Sur les 600000 joueurs dépendants, 200000 le sont sur Internet. La lutte contre l’addiction souffre d’un manque d’efficacité.
L’effet de la loi relative à l’ouverture à la concurrence et à la régulation du secteur des jeux d’argent et de hasard en ligne, promulguée le 12 mai 2010, ne s’est pas fait attendre.
« En deux mois, un million de comptes joueurs sont apparus sur les sites légaux », commente le sénateur UMP François Trucy, président du Comité consultatif des jeux. Selon l’Autorité de régulation des jeux en ligne (arjel), on dénombre aujourd’hui 3,5 millions de comptes pour une trentaine de licences délivrées à différents sites.
Pour le sénateur, « le bilan du respect des principaux articles de la loi est correct ». Reste toutefois un problème de taille : le nombre de joueurs reconnus pathologiquement dépendants au jeu inquiète.
« Il y a aujourd’hui environ 600000 joueurs “addicts”, dont 200000 sur Internet », explique Éric Bouhanna, président et fondateur d’Adictel, un organisme privé pour la prévention et l’aide aux joueurs dépendants. Pourtant, « le législateur a durci le texte dans ce domaine », assure François Trucy.
Des « modérateurs de jeu » obligatoires
De fait, l’arjel a rendu obligatoire la mise en place, par les opérateurs, de « modérateurs de jeu », mécanismes permettant de limiter si besoin les comptes d’un joueur.
Un numéro d’appel d’assistance géré par l’Institut national de prévention et d’éducation pour la santé (INPES) a été créé.
Enfin, les opérateurs sont invités à mener une politique de jeu responsable en renvoyant, depuis leur site, vers divers organismes aptes à prendre en charge les joueurs dépendants.
Des opérateurs court-circuiteraient les mesures
Malheureusement, ces différents dispositifs ne sont pas aussi efficaces qu’on pourrait le souhaiter. « Le numéro de l’INPES est très consulté, mais il est aussi parasité par tous ceux qui croient qu’il est dédié au fonctionnement du jeu », admet François Trucy. « 77 % des appels ne concernent pas l’addiction », renchérit Éric Bouhanna.
Ce dernier accuse même certains opérateurs de court-circuiter les mesures qui pourraient être efficaces.
« On traite plus de 10000 dossiers par an. 98 % des joueurs ne souhaitent pas voir un psychologue, ils veulent que leurs comptes de jeu soient bloqués ! Il est tout à fait possible de le faire, comme dans les casinos. Le problème, c’est que l’on touche là à l’argent des opérateurs de jeu, car c’est une perte de clients pour eux. Ils ont donc recruté des experts pour orienter les joueurs vers des psychologues », s’emporte Éric Bouhanna, présent lors des discussions en amont de l’élaboration de la loi.

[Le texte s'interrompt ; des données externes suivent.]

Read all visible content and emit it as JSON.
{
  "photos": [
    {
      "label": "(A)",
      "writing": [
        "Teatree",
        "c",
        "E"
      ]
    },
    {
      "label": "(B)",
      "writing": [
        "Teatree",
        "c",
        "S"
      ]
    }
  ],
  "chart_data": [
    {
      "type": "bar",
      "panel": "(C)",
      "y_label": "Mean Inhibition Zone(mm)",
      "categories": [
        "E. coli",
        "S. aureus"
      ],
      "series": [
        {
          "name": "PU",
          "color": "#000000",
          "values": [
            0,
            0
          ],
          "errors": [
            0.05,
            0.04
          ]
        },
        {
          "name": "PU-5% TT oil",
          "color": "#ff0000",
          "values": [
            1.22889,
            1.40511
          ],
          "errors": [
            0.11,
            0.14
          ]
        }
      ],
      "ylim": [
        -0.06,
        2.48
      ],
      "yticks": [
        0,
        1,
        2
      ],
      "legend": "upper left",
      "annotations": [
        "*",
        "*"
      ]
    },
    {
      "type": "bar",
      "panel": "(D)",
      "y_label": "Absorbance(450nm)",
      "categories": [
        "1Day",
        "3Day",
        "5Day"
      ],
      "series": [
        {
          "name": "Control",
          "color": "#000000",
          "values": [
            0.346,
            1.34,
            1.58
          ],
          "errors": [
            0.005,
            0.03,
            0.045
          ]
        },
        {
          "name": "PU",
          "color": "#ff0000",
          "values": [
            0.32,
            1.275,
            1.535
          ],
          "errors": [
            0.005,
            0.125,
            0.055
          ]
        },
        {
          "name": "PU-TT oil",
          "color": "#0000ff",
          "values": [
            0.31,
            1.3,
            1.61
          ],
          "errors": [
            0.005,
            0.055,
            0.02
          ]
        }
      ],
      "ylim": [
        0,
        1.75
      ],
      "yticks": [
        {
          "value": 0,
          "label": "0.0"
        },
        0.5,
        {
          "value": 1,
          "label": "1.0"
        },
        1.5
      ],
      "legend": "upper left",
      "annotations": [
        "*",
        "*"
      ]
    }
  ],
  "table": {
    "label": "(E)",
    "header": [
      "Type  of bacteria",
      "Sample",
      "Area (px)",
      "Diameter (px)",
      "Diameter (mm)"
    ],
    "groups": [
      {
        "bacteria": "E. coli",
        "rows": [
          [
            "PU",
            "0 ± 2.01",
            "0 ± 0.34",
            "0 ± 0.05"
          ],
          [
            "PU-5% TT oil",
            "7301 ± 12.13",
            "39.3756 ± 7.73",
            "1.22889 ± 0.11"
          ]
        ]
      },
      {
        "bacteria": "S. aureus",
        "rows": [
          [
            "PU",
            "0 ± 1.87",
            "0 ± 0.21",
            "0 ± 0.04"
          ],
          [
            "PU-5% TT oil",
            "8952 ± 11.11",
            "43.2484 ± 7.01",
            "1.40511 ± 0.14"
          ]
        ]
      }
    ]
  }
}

François Trucy n’est pas d’accord : « Ces opérateurs ont quand même été parmi les premiers à investir dans la lutte contre l’addiction ! »
Malgré la loi, 25% de dossiers en moins
Là où le bât blesse, c’est que rien n’empêche les joueurs de continuer à jouer durant leur prise en charge psychologique. « On les aide à prendre conscience qu’ils ont été entraînés au-delà de ce qu’ils imaginaient. Mais pendant ce temps, le patient continue souvent à jouer. On obtient rarement des résultats probants en dessous d’une année de suivi », explique Jean-Luc Vénisse, responsable du Centre de référence sur le jeu excessif et du service d’addictologie du CHU de Nantes.
Malgré un nombre croissant d’appels de joueurs en détresse, Adictel a traité 25 % de dossiers en moins qu’avant la loi.
« Lorsqu’un joueur m’appelle pour être limité, je contacte les sites sur lesquels il joue pour faire bloquer ses comptes, rapporte le fondateur d’Adictel. Quand l’opérateur refuse car il estime avoir répondu aux attentes de la loi en mettant sur son site le numéro de l’INPES, je n’ai aucun moyen pour le contraindre. »
« S’interdire soi-même de jeu »
Alors, le recours pour être sûr de s’en sortir ? S’interdire soi-même de jeu. Pour cela, il faut envoyer une lettre au ministère de l’intérieur et se déclarer à la police. On figure alors sur une liste d’interdits de jeu consultable par tous les établissements et sites de jeu, qui les contraint à refuser l’impénitent.
Une démarche efficace mais peu engageante. « Cette procédure mérite d’être améliorée. Elle est trop lourde », reconnaît le sénateur François Trucy.
Une « clause de revoyure » à 18 mois a été prévue dans la loi. Ce pourrait être l’occasion d’imaginer de nouveaux dispositifs.